Still, it seems the public health approach of trying to keep people from gaining too much weight or smoking or drinking themselves to death is gaining more traction as time goes by. At least, that’s what the pro-health care reform politicians would like us to believe. The prevention community has been promised some very big money in the future by the bill - but it is still up to Congress to appropriate that in the coming years.

That, in essence, was the dynamic of this conference: people from the state capital and people from the counties and cities gathered to share ideas - and realize once again that the people gathered were not speaking the same language.

If there is one consistent thing world-wide, it is that people in the capital cities, be they national or state/provincial, suffer a disconnect from the local level. It is their role in the capitals and capitols, to set the strategic direction and policy for large numbers of people. The nature of this work - negotiations, study, diplomacy, advocacy, lobbying, and straight-up politicking - demands a certain level of academic skill. There is competition for the relatively prestigious, moving-and-shaking jobs in these capitals, so there is a depth of brainpower that can be constantly drawn upon. Plus, it is usually a place of passion and youthful energy. People often play as hard as they work, so there is usually as good an opportunity for a social life as a career. The dynamic, whether with a conservative or liberal bent (or something in between or otherwise), is usually motivated, full of ideas, and ready for change.

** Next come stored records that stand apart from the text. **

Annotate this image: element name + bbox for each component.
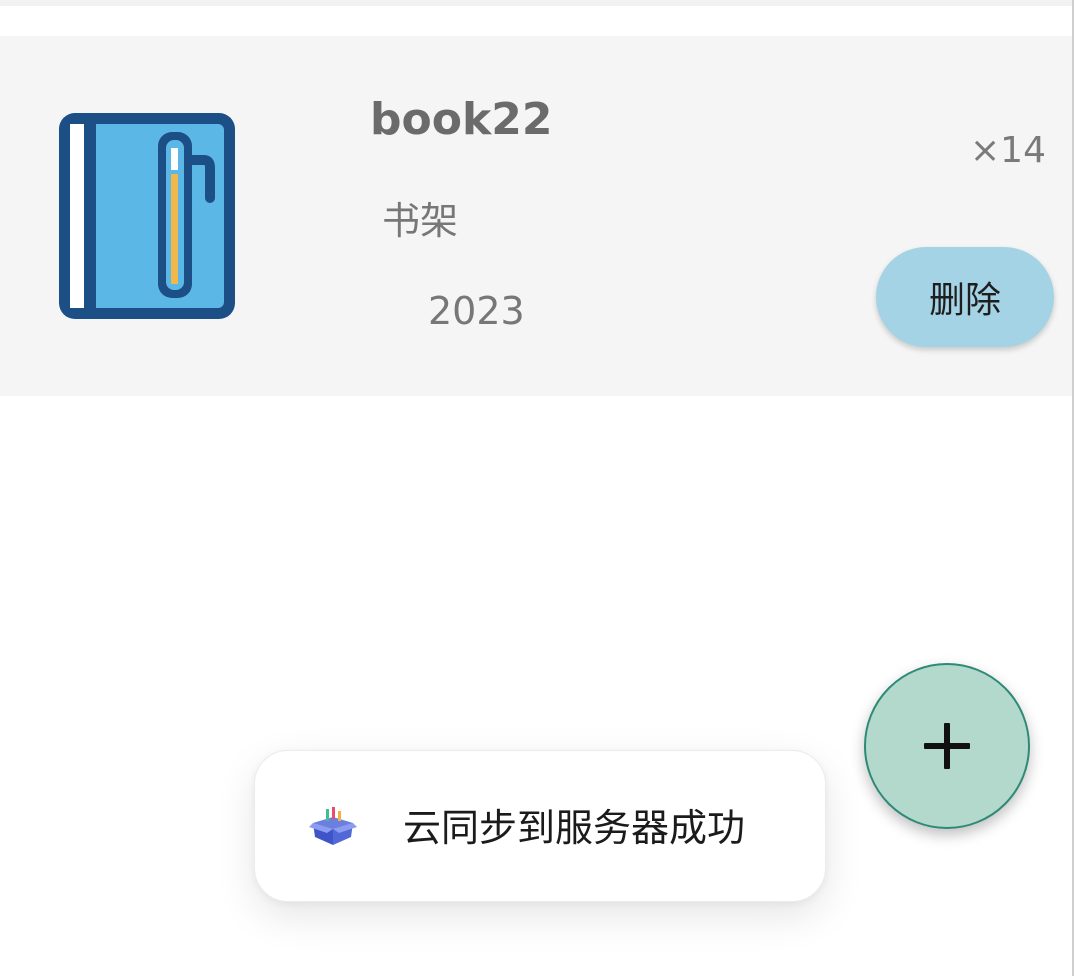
cloud-sync-box-icon: [309, 807, 357, 845]
book-category: 书架: [382, 199, 459, 243]
screen: book22 书架 2023 ×14 删除 云同步到服务器成功: [0, 0, 1074, 976]
delete-button[interactable]: 删除: [876, 247, 1054, 347]
notebook-icon: [59, 113, 235, 319]
toast-notification: 云同步到服务器成功: [254, 750, 826, 902]
book-year: 2023: [428, 289, 525, 333]
book-count: ×14: [970, 130, 1046, 171]
add-book-button[interactable]: [864, 663, 1030, 829]
top-divider: [0, 0, 1074, 6]
toast-message: 云同步到服务器成功: [403, 806, 746, 850]
book-title: book22: [370, 94, 553, 145]
plus-icon-vertical: [944, 723, 950, 769]
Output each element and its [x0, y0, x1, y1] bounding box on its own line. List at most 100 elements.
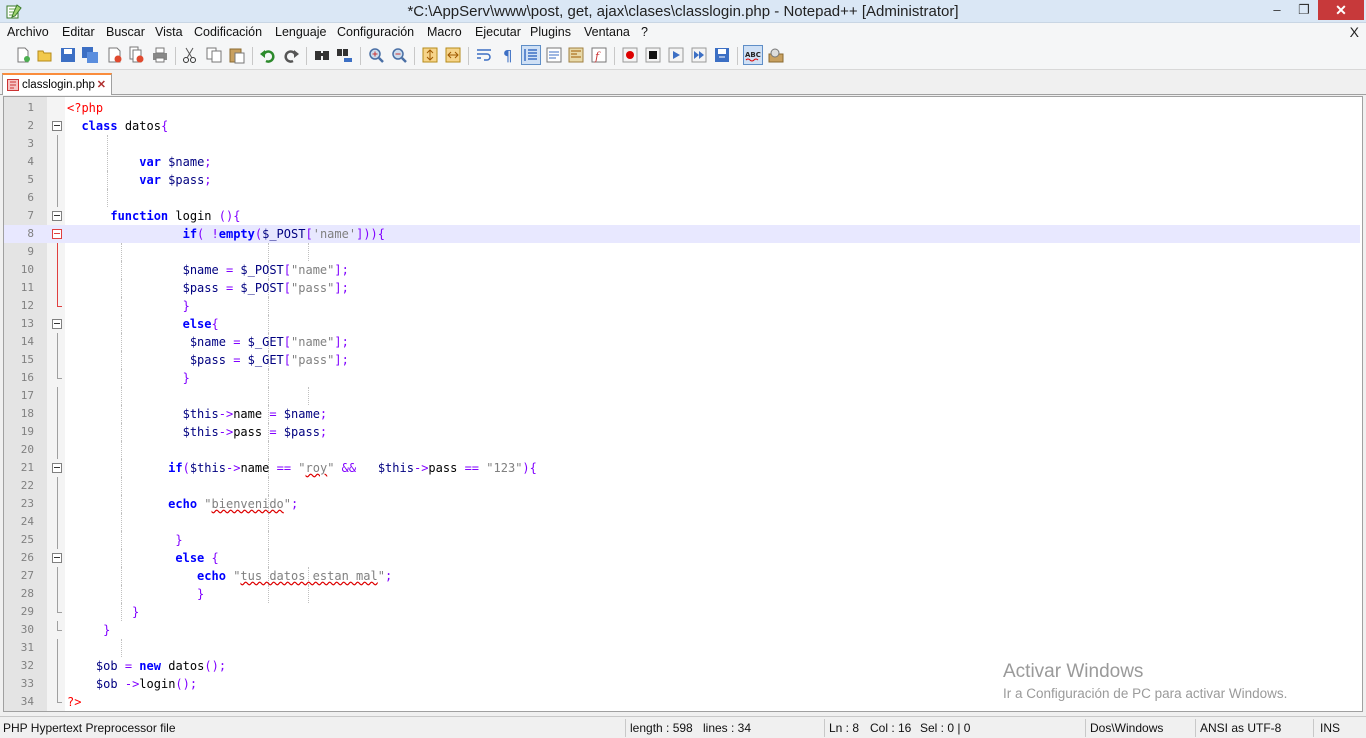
code-line[interactable]: 8 if( !empty($_POST['name'])){ — [4, 225, 1360, 243]
code-line[interactable]: 22 — [4, 477, 1360, 495]
menu-buscar[interactable]: Buscar — [106, 25, 145, 39]
undo-icon[interactable] — [259, 46, 277, 64]
code-text: } — [182, 371, 190, 385]
cut-icon[interactable] — [181, 46, 199, 64]
code-line[interactable]: 4 var $name; — [4, 153, 1360, 171]
code-line[interactable]: 29 } — [4, 603, 1360, 621]
close-all-icon[interactable] — [127, 46, 145, 64]
menu-lenguaje[interactable]: Lenguaje — [275, 25, 326, 39]
replace-icon[interactable] — [336, 46, 354, 64]
code-line[interactable]: 2 class datos{ — [4, 117, 1360, 135]
close-icon[interactable] — [105, 46, 123, 64]
code-line[interactable]: 12 } — [4, 297, 1360, 315]
status-insert-mode[interactable]: INS — [1320, 721, 1340, 735]
new-file-icon[interactable] — [14, 46, 32, 64]
document-map-icon[interactable] — [567, 46, 585, 64]
indent-guide — [267, 315, 269, 333]
indent-guide — [120, 477, 122, 495]
code-line[interactable]: 25 } — [4, 531, 1360, 549]
status-encoding[interactable]: ANSI as UTF-8 — [1200, 721, 1281, 735]
code-line[interactable]: 14 $name = $_GET["name"]; — [4, 333, 1360, 351]
close-document-button[interactable]: X — [1350, 24, 1359, 40]
code-line[interactable]: 21 if($this->name == "roy" && $this->pas… — [4, 459, 1360, 477]
code-line[interactable]: 9 — [4, 243, 1360, 261]
code-line[interactable]: 11 $pass = $_POST["pass"]; — [4, 279, 1360, 297]
menu-codificacion[interactable]: Codificación — [194, 25, 262, 39]
close-window-button[interactable]: ✕ — [1318, 0, 1364, 20]
code-line[interactable]: 24 — [4, 513, 1360, 531]
minimize-button[interactable]: – — [1264, 0, 1290, 20]
code-line[interactable]: 6 — [4, 189, 1360, 207]
user-language-icon[interactable] — [545, 46, 563, 64]
save-all-icon[interactable] — [81, 46, 99, 64]
fold-toggle-icon[interactable] — [52, 121, 62, 131]
menu-editar[interactable]: Editar — [62, 25, 95, 39]
save-icon[interactable] — [59, 46, 77, 64]
code-line[interactable]: 16 } — [4, 369, 1360, 387]
menu-help[interactable]: ? — [641, 25, 648, 39]
code-line[interactable]: 5 var $pass; — [4, 171, 1360, 189]
function-list-icon[interactable]: f — [590, 46, 608, 64]
code-line[interactable]: 27 echo "tus datos estan mal"; — [4, 567, 1360, 585]
redo-icon[interactable] — [282, 46, 300, 64]
open-file-icon[interactable] — [36, 46, 54, 64]
run-macro-multiple-icon[interactable] — [690, 46, 708, 64]
stop-record-icon[interactable] — [644, 46, 662, 64]
menu-ventana[interactable]: Ventana — [584, 25, 630, 39]
save-macro-icon[interactable] — [713, 46, 731, 64]
menu-macro[interactable]: Macro — [427, 25, 462, 39]
tab-close-icon[interactable]: ✕ — [97, 78, 106, 91]
print-icon[interactable] — [151, 46, 169, 64]
code-text: class datos{ — [81, 119, 169, 133]
zoom-out-icon[interactable] — [390, 46, 408, 64]
code-line[interactable]: 18 $this->name = $name; — [4, 405, 1360, 423]
fold-toggle-icon[interactable] — [52, 553, 62, 563]
sync-vertical-icon[interactable] — [421, 46, 439, 64]
find-icon[interactable] — [313, 46, 331, 64]
zoom-in-icon[interactable] — [367, 46, 385, 64]
code-line[interactable]: 13 else{ — [4, 315, 1360, 333]
code-line[interactable]: 26 else { — [4, 549, 1360, 567]
record-macro-icon[interactable] — [621, 46, 639, 64]
menu-archivo[interactable]: Archivo — [7, 25, 49, 39]
menu-configuracion[interactable]: Configuración — [337, 25, 414, 39]
code-line[interactable]: 30 } — [4, 621, 1360, 639]
code-line[interactable]: 15 $pass = $_GET["pass"]; — [4, 351, 1360, 369]
fold-toggle-icon[interactable] — [52, 229, 62, 239]
code-line[interactable]: 1 <?php — [4, 99, 1360, 117]
code-editor[interactable]: 1 <?php 2 class datos{3 4 var $name; 5 var $… — [3, 96, 1363, 712]
fold-toggle-icon[interactable] — [52, 211, 62, 221]
code-line[interactable]: 17 — [4, 387, 1360, 405]
tab-classlogin[interactable]: classlogin.php ✕ — [2, 73, 112, 95]
code-line[interactable]: 20 — [4, 441, 1360, 459]
word-wrap-icon[interactable] — [475, 46, 493, 64]
status-eol[interactable]: Dos\Windows — [1090, 721, 1163, 735]
spell-check-icon[interactable]: ABC — [743, 45, 763, 65]
indent-guide-icon[interactable] — [521, 45, 541, 65]
fold-line — [57, 189, 58, 207]
menu-vista[interactable]: Vista — [155, 25, 183, 39]
copy-icon[interactable] — [205, 46, 223, 64]
code-text: if( !empty($_POST['name'])){ — [182, 227, 386, 241]
fold-toggle-icon[interactable] — [52, 463, 62, 473]
show-all-chars-icon[interactable]: ¶ — [498, 46, 516, 64]
paste-icon[interactable] — [228, 46, 246, 64]
code-line[interactable]: 7 function login (){ — [4, 207, 1360, 225]
code-line[interactable]: 19 $this->pass = $pass; — [4, 423, 1360, 441]
code-line[interactable]: 31 — [4, 639, 1360, 657]
code-line[interactable]: 3 — [4, 135, 1360, 153]
maximize-button[interactable]: ❐ — [1291, 0, 1317, 20]
menu-plugins[interactable]: Plugins — [530, 25, 571, 39]
spell-check-settings-icon[interactable] — [767, 46, 785, 64]
fold-toggle-icon[interactable] — [52, 319, 62, 329]
code-text: $this->name = $name; — [182, 407, 328, 421]
line-number: 8 — [27, 227, 34, 240]
sync-horizontal-icon[interactable] — [444, 46, 462, 64]
line-number: 1 — [27, 101, 34, 114]
indent-guide — [267, 513, 269, 531]
play-macro-icon[interactable] — [667, 46, 685, 64]
code-line[interactable]: 10 $name = $_POST["name"]; — [4, 261, 1360, 279]
code-line[interactable]: 28 } — [4, 585, 1360, 603]
menu-ejecutar[interactable]: Ejecutar — [475, 25, 521, 39]
code-line[interactable]: 23 echo "bienvenido"; — [4, 495, 1360, 513]
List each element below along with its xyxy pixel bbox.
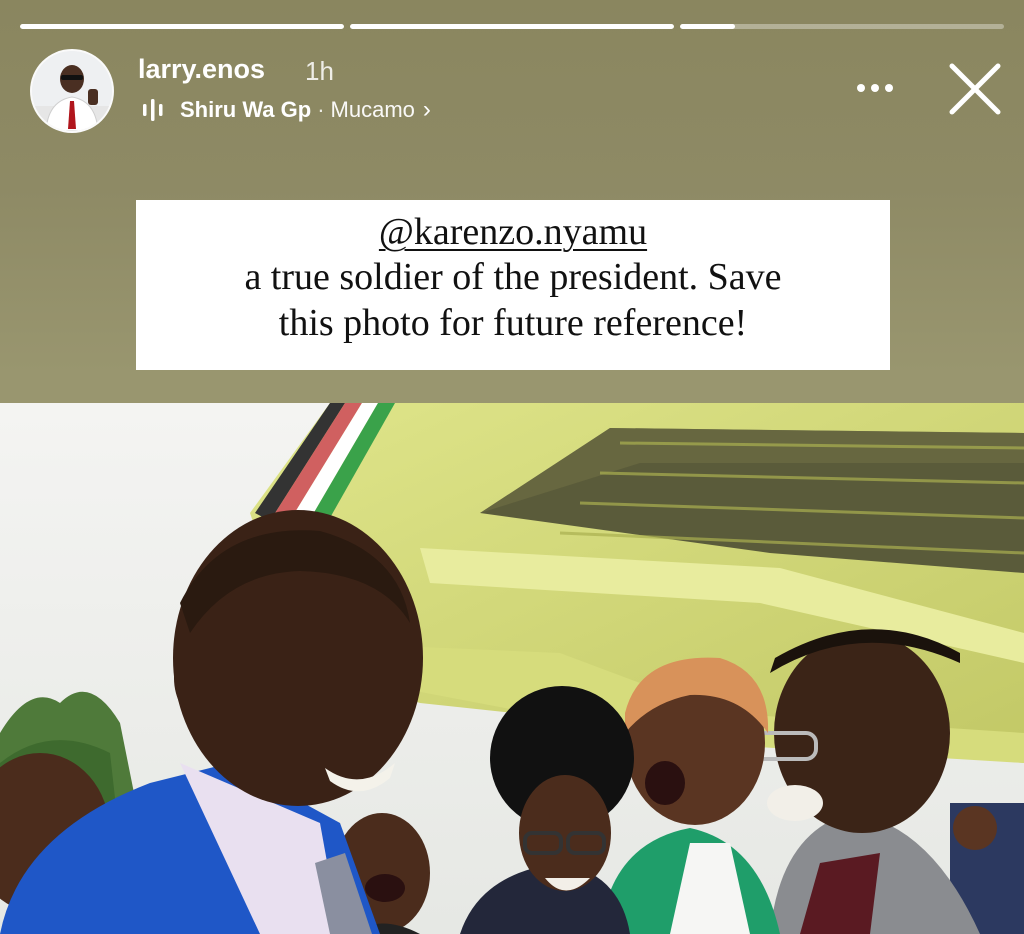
progress-segment xyxy=(680,24,1004,29)
story-viewer[interactable]: larry.enos 1h Shiru Wa Gp · Mucamo › @ka… xyxy=(0,0,1024,934)
photo-illustration xyxy=(0,403,1024,934)
progress-fill xyxy=(680,24,736,29)
caption-line: a true soldier of the president. Save xyxy=(244,256,782,298)
mention-link[interactable]: @karenzo.nyamu xyxy=(136,210,890,254)
more-options-button[interactable] xyxy=(852,70,898,106)
music-bars-icon xyxy=(143,99,163,121)
story-progress-bar xyxy=(20,24,1004,29)
progress-fill xyxy=(350,24,674,29)
avatar-image xyxy=(32,51,112,131)
username[interactable]: larry.enos xyxy=(138,54,265,85)
progress-fill xyxy=(20,24,344,29)
music-attribution[interactable]: Shiru Wa Gp · Mucamo › xyxy=(142,94,431,126)
story-caption-card: @karenzo.nyamu a true soldier of the pre… xyxy=(136,200,890,370)
close-icon xyxy=(949,63,1001,115)
caption-line: this photo for future reference! xyxy=(278,302,748,344)
progress-segment xyxy=(350,24,674,29)
chevron-right-icon: › xyxy=(422,96,431,123)
avatar[interactable] xyxy=(30,49,114,133)
artist-name: Mucamo xyxy=(330,97,415,122)
separator: · xyxy=(317,97,325,122)
post-time: 1h xyxy=(305,56,334,86)
story-photo xyxy=(0,403,1024,934)
progress-segment xyxy=(20,24,344,29)
more-horizontal-icon xyxy=(857,84,893,92)
close-button[interactable] xyxy=(944,58,1006,120)
song-title: Shiru Wa Gp xyxy=(180,97,312,122)
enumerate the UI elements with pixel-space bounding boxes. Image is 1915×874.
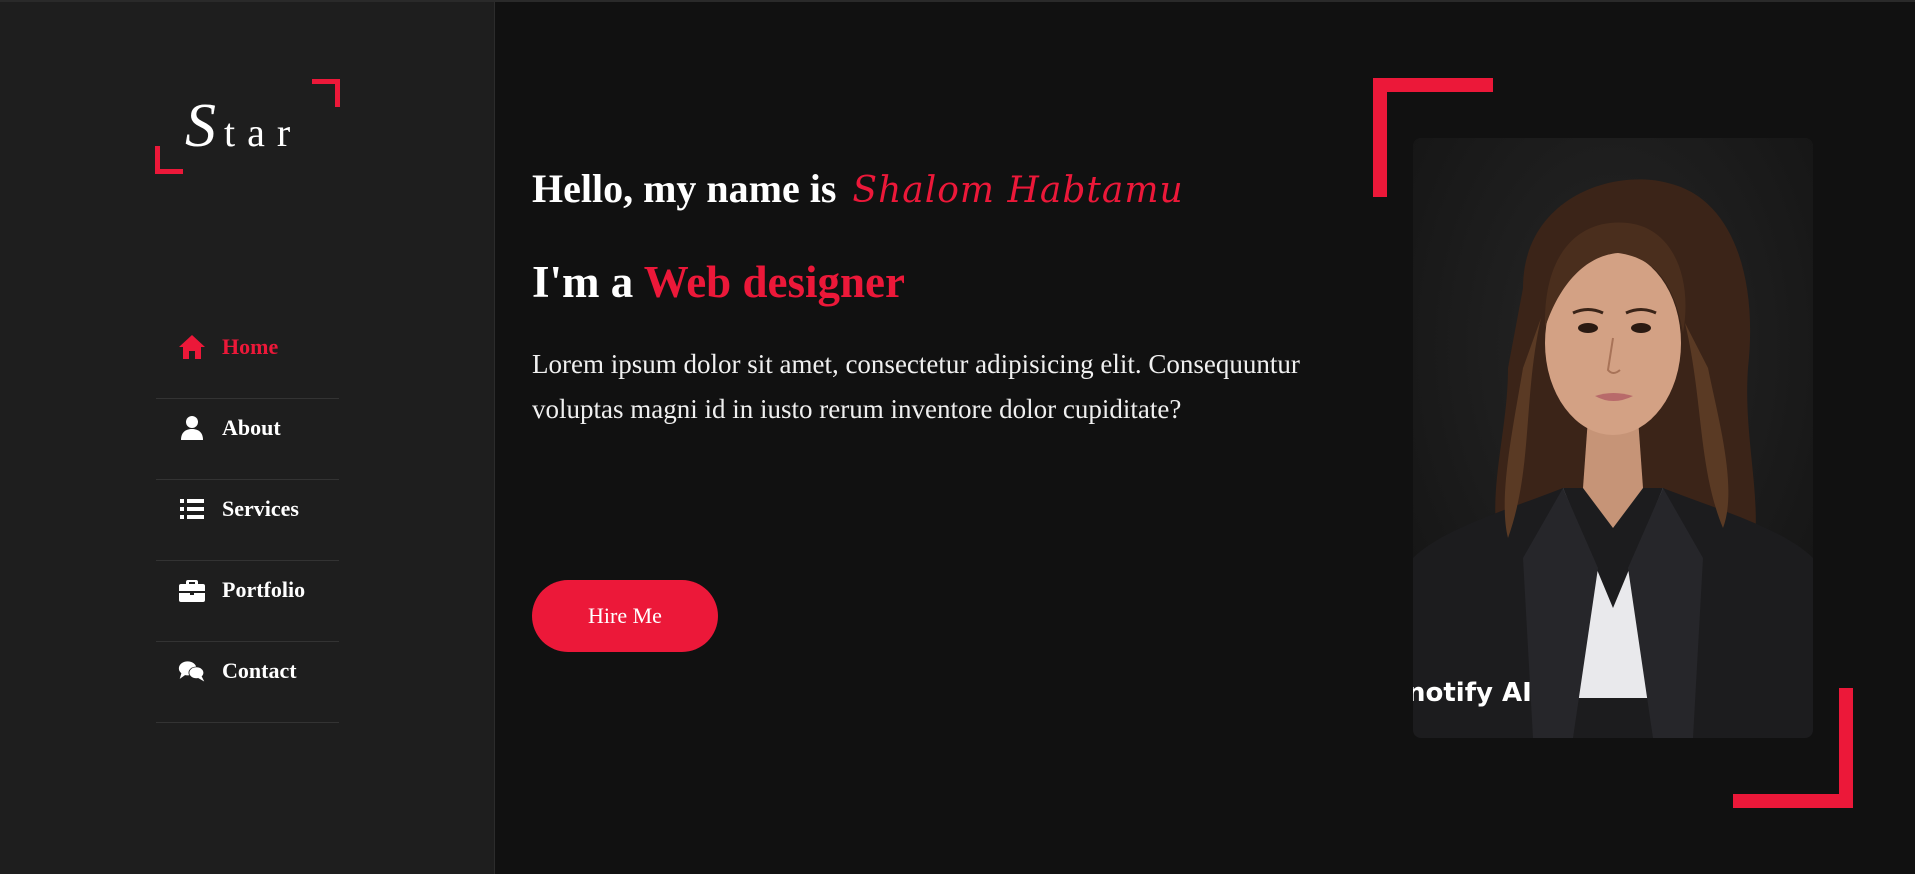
greeting-line: Hello, my name is Shalom Habtamu	[532, 165, 1184, 212]
hire-me-button[interactable]: Hire Me	[532, 580, 718, 652]
list-icon	[180, 499, 204, 519]
nav-link-about[interactable]: About	[178, 415, 281, 441]
nav-link-portfolio[interactable]: Portfolio	[178, 577, 305, 603]
nav-link-home[interactable]: Home	[178, 334, 278, 360]
nav-label-portfolio: Portfolio	[222, 577, 306, 602]
frame-corner-bottom-right	[1733, 688, 1853, 808]
nav-link-services[interactable]: Services	[178, 496, 299, 522]
nav-item-home[interactable]: Home	[156, 318, 339, 399]
role-prefix: I'm a	[532, 257, 634, 307]
nav-item-services[interactable]: Services	[156, 480, 339, 561]
portrait-illustration	[1413, 138, 1813, 738]
role-line: I'm a Web designer	[532, 256, 905, 308]
nav-label-home: Home	[222, 334, 279, 359]
logo-corner-bottom-left	[155, 146, 183, 174]
watermark-text: notify AI	[1413, 678, 1532, 708]
profile-photo: notify AI	[1413, 138, 1813, 738]
nav-label-services: Services	[222, 496, 299, 521]
nav-item-about[interactable]: About	[156, 399, 339, 480]
comments-icon	[178, 661, 205, 682]
logo-text: Star	[185, 91, 302, 162]
greeting-text: Hello, my name is	[532, 166, 837, 211]
briefcase-icon	[179, 580, 205, 602]
nav-item-portfolio[interactable]: Portfolio	[156, 561, 339, 642]
role-title: Web designer	[643, 257, 905, 307]
nav-label-about: About	[222, 415, 281, 440]
hero-description: Lorem ipsum dolor sit amet, consectetur …	[532, 349, 1300, 424]
nav-label-contact: Contact	[222, 658, 297, 683]
logo[interactable]: Star	[155, 79, 340, 174]
main-nav: Home About Services Portfolio Contact	[156, 318, 339, 723]
person-name: Shalom Habtamu	[852, 170, 1184, 211]
nav-item-contact[interactable]: Contact	[156, 642, 339, 723]
nav-link-contact[interactable]: Contact	[178, 658, 297, 684]
logo-corner-top-right	[312, 79, 340, 107]
sidebar: Star Home About Services Portfolio Conta…	[0, 2, 495, 874]
logo-rest: tar	[224, 110, 303, 155]
logo-first-letter: S	[185, 92, 224, 160]
home-icon	[179, 335, 205, 359]
user-icon	[181, 416, 203, 440]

Often, however, just the opposite is true outside of the capital city - the further away and the more rural the area, the more extreme the difference. So while many of the representatives of these less politically driven areas sat in the audience, passions and ideas flowing from a capital city speaker were tempered with a quiet, “Yes, but…” from the crowd.

Not always, but often. It is the job of those middle-men in the prevention world to figure out how something that is being decided or developed at the strategic levels can be translated to the local level. It is the job of these prevention workers to take what is given to them and make it reality.

I always leave these conferences full of ideas. It’s also interesting to see later how many of these ideas actually manage to stick. Sometimes you do get a successful statewide (or even nationwide) campaign, such as the ban on indoor smoking in Wisconsin. But those are long term movements that must be fueled with almost constant passion of those at the state level. Motivation and renewed optimism is something we also often benefit from at these conferences. But it is also up to us, those in the middle, to make it clear when passion at the highest level isn’t going to mean a thing to the people that need to actually make the changes.

And in that lies the secret alchemy that determines success or failure of prevention.